There may be an upside to the cold snap.
As the bitter cold is getting to central Albertans, it is also likely getting to the invasive, tree-killing mountain pine beetles.
Ken Fry, an Olds College instructor at the School of Animal Science and Horticulture, said the deep freeze has an impact on the insect, but not a significant one. This means the cold will kill off some beetles, but it won’t eradicate them.
The creatures were found in forests just outside Rocky Mountain House last year. They were also discovered in Clearwater County in traps set by the Sundre branch of the West Fraser logging company.

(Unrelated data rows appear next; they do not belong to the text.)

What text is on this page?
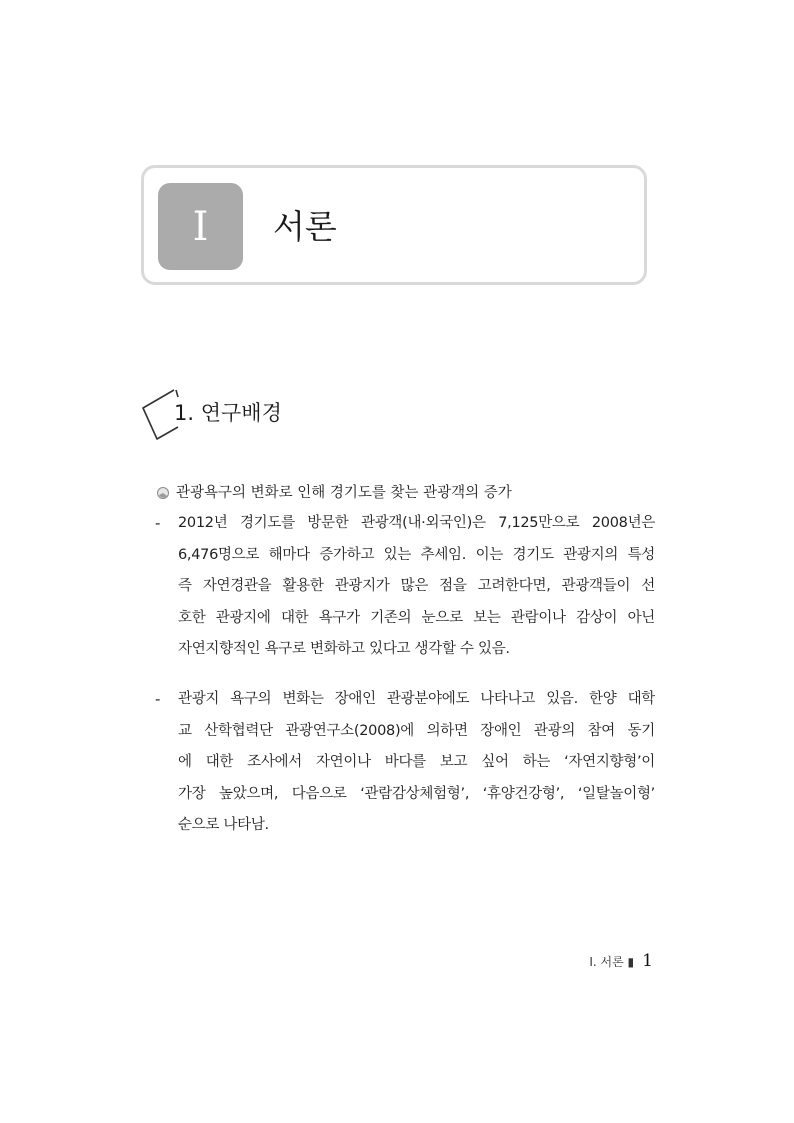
Ⅰ 서론
1. 연구배경
관광욕구의 변화로 인해 경기도를 찾는 관광객의 증가
- 2012년 경기도를 방문한 관광객(내·외국인)은 7,125만으로 2008년은
6,476명으로 해마다 증가하고 있는 추세임. 이는 경기도 관광지의 특성
즉 자연경관을 활용한 관광지가 많은 점을 고려한다면, 관광객들이 선
호한 관광지에 대한 욕구가 기존의 눈으로 보는 관람이나 감상이 아닌
자연지향적인 욕구로 변화하고 있다고 생각할 수 있음.
- 관광지 욕구의 변화는 장애인 관광분야에도 나타나고 있음. 한양 대학
교 산학협력단 관광연구소(2008)에 의하면 장애인 관광의 참여 동기
에 대한 조사에서 자연이나 바다를 보고 싶어 하는 ‘자연지향형’이
가장 높았으며, 다음으로 ‘관람감상체험형’, ‘휴양건강형’, ‘일탈놀이형’
순으로 나타남.
Ⅰ. 서론 ▮ 1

Fry said the bugs produce antifreeze in their bodies during winter, which protects them. But they may not survive in severe temperatures, like the ones during this cold snap.
He explained the antifreeze can only go so far, much like winter coats that humans wear, which may not withstand severe temperatures compared to mild temperatures.

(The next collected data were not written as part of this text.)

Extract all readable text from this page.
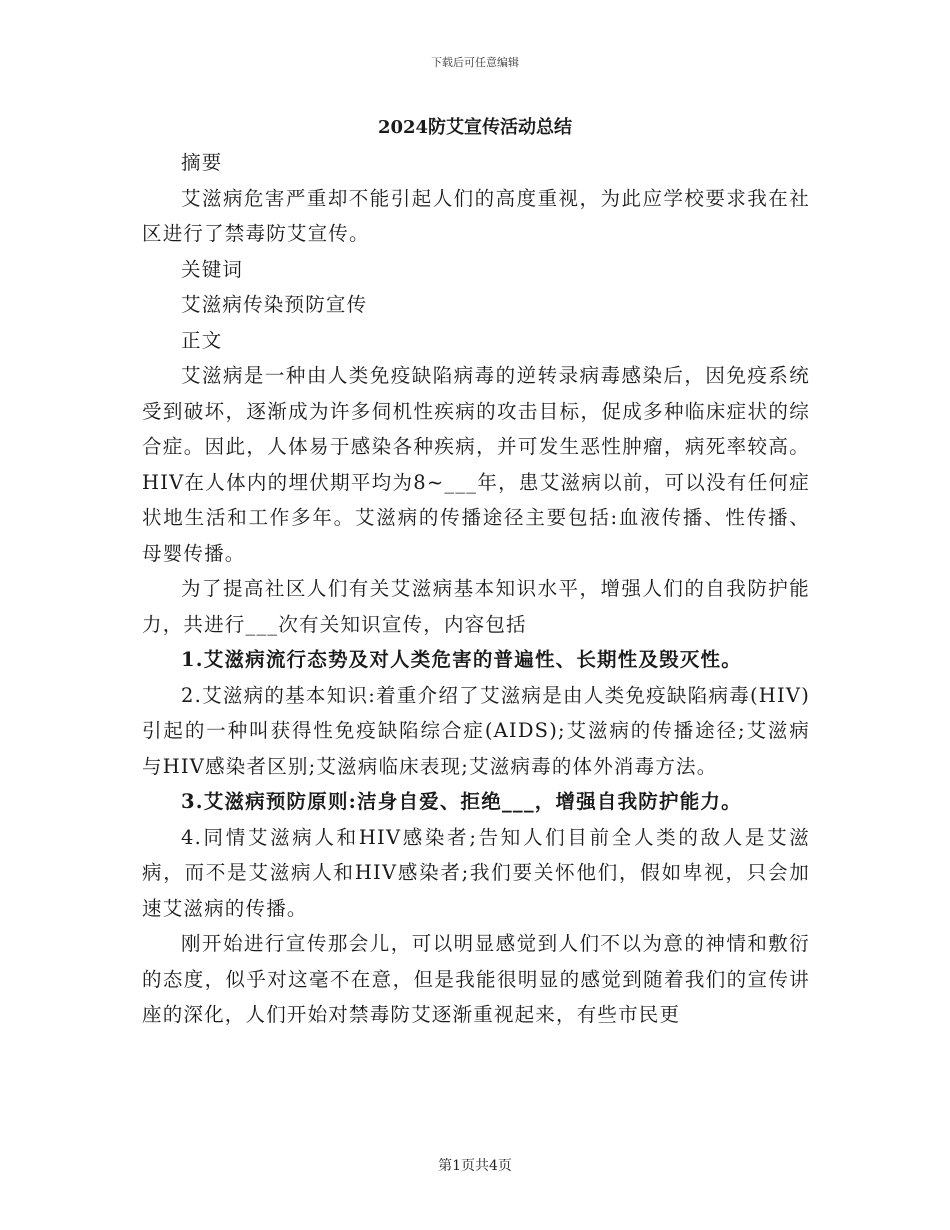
下载后可任意编辑
2024防艾宣传活动总结

摘要

艾滋病危害严重却不能引起人们的高度重视，为此应学校要求我在社区进行了禁毒防艾宣传。

关键词

艾滋病传染预防宣传

正文

艾滋病是一种由人类免疫缺陷病毒的逆转录病毒感染后，因免疫系统受到破坏，逐渐成为许多伺机性疾病的攻击目标，促成多种临床症状的综合症。因此，人体易于感染各种疾病，并可发生恶性肿瘤，病死率较高。HIV在人体内的埋伏期平均为8~___年，患艾滋病以前，可以没有任何症状地生活和工作多年。艾滋病的传播途径主要包括:血液传播、性传播、母婴传播。

为了提高社区人们有关艾滋病基本知识水平，增强人们的自我防护能力，共进行___次有关知识宣传，内容包括

1.艾滋病流行态势及对人类危害的普遍性、长期性及毁灭性。

2.艾滋病的基本知识:着重介绍了艾滋病是由人类免疫缺陷病毒(HIV)引起的一种叫获得性免疫缺陷综合症(AIDS);艾滋病的传播途径;艾滋病与HIV感染者区别;艾滋病临床表现;艾滋病毒的体外消毒方法。

3.艾滋病预防原则:洁身自爱、拒绝___，增强自我防护能力。

4.同情艾滋病人和HIV感染者;告知人们目前全人类的敌人是艾滋病，而不是艾滋病人和HIV感染者;我们要关怀他们，假如卑视，只会加速艾滋病的传播。

刚开始进行宣传那会儿，可以明显感觉到人们不以为意的神情和敷衍的态度，似乎对这毫不在意，但是我能很明显的感觉到随着我们的宣传讲座的深化，人们开始对禁毒防艾逐渐重视起来，有些市民更

第1页共4页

The severe temperatures, particularly around October or March, also get to them — when they’re not as “winter ready.”
“(Severe temperatures mean) there will be higher levels of mortality, but you have to understand there’s thousands and millions of them,” said Fry.
This means the cold winter temperatures will slow their progression in central Alberta, but not kill them off completely.

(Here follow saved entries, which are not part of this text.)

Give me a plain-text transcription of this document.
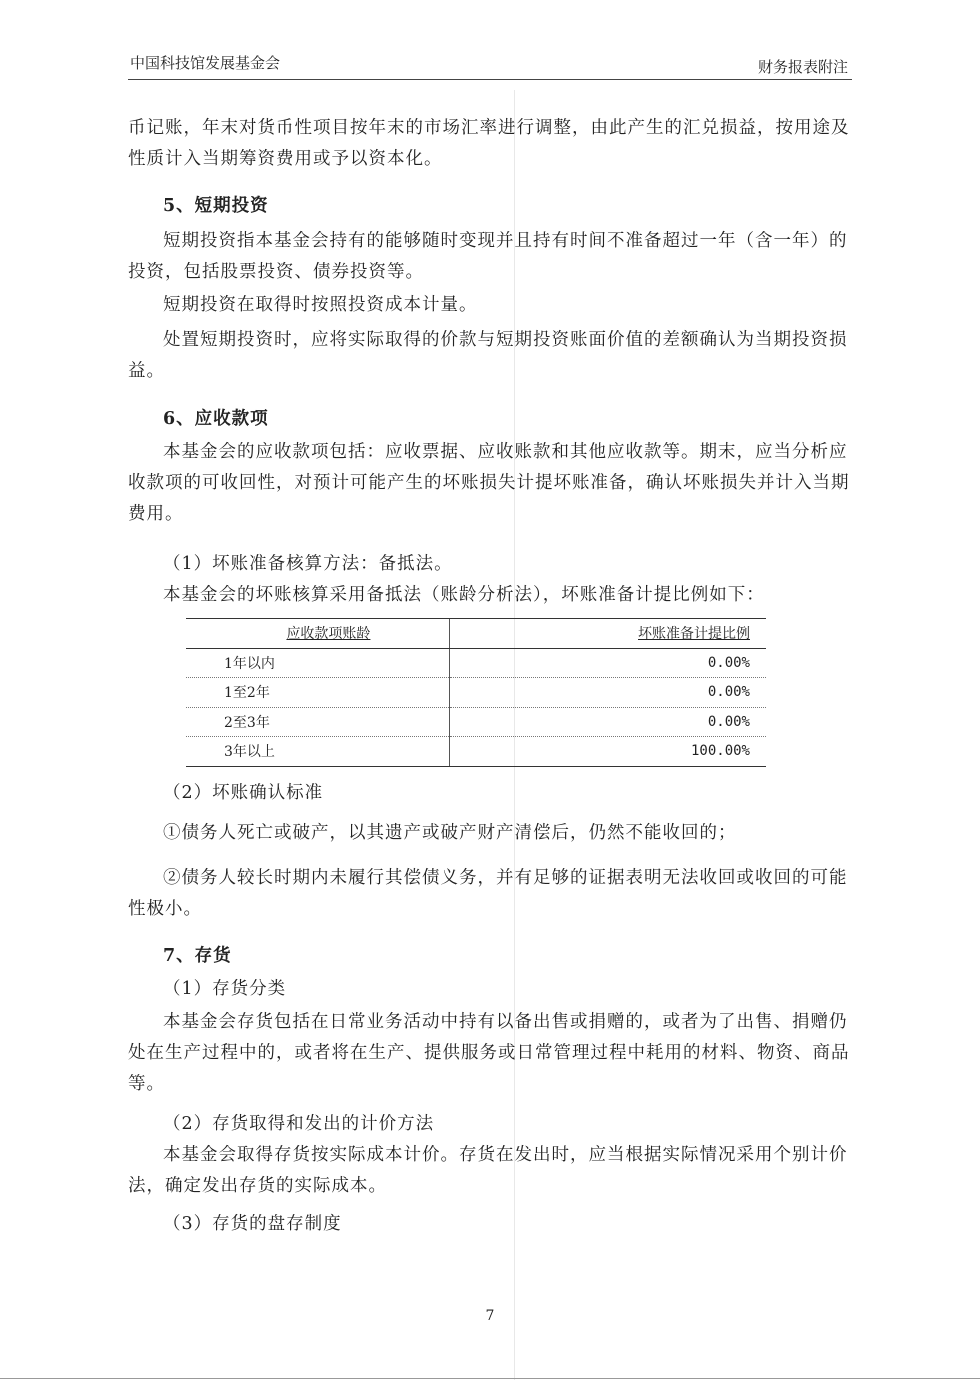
中国科技馆发展基金会	财务报表附注
币记账，年末对货币性项目按年末的市场汇率进行调整，由此产生的汇兑损益，按用途及性质计入当期筹资费用或予以资本化。
5、短期投资
短期投资指本基金会持有的能够随时变现并且持有时间不准备超过一年（含一年）的投资，包括股票投资、债券投资等。
短期投资在取得时按照投资成本计量。
处置短期投资时，应将实际取得的价款与短期投资账面价值的差额确认为当期投资损益。
6、应收款项
本基金会的应收款项包括：应收票据、应收账款和其他应收款等。期末，应当分析应收款项的可收回性，对预计可能产生的坏账损失计提坏账准备，确认坏账损失并计入当期费用。
（1）坏账准备核算方法：备抵法。
本基金会的坏账核算采用备抵法（账龄分析法），坏账准备计提比例如下：
应收款项账龄	坏账准备计提比例
1年以内	0.00%
1至2年	0.00%
2至3年	0.00%
3年以上	100.00%
（2）坏账确认标准
①债务人死亡或破产，以其遗产或破产财产清偿后，仍然不能收回的；
②债务人较长时期内未履行其偿债义务，并有足够的证据表明无法收回或收回的可能性极小。
7、存货
（1）存货分类
本基金会存货包括在日常业务活动中持有以备出售或捐赠的，或者为了出售、捐赠仍处在生产过程中的，或者将在生产、提供服务或日常管理过程中耗用的材料、物资、商品等。
（2）存货取得和发出的计价方法
本基金会取得存货按实际成本计价。存货在发出时，应当根据实际情况采用个别计价法，确定发出存货的实际成本。
（3）存货的盘存制度
7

Tom Daniels, Sundre forestry superintendent for West Fraser, echoed Fry’s thoughts. He said the slow progression buys more time, which is good news.
“But they have a propensity to build population so quickly, so if you don’t kill at least 95 per cent of the population, it’s just a setback for them,” said Daniels.
The insects enter Alberta through B.C., where they have decimated forests before attacking those around Jasper.
Daniels said the Jasper area is also under a deep freeze, but that just means the population will take a hit, but not die off completely.
“Unless we’re able to see sustained cold.”
It’s not a case of if the beetles will infest central Alberta, it’s when, Daniels said.
The species is prominent in northern Alberta, Fry said, in the jack pine forests.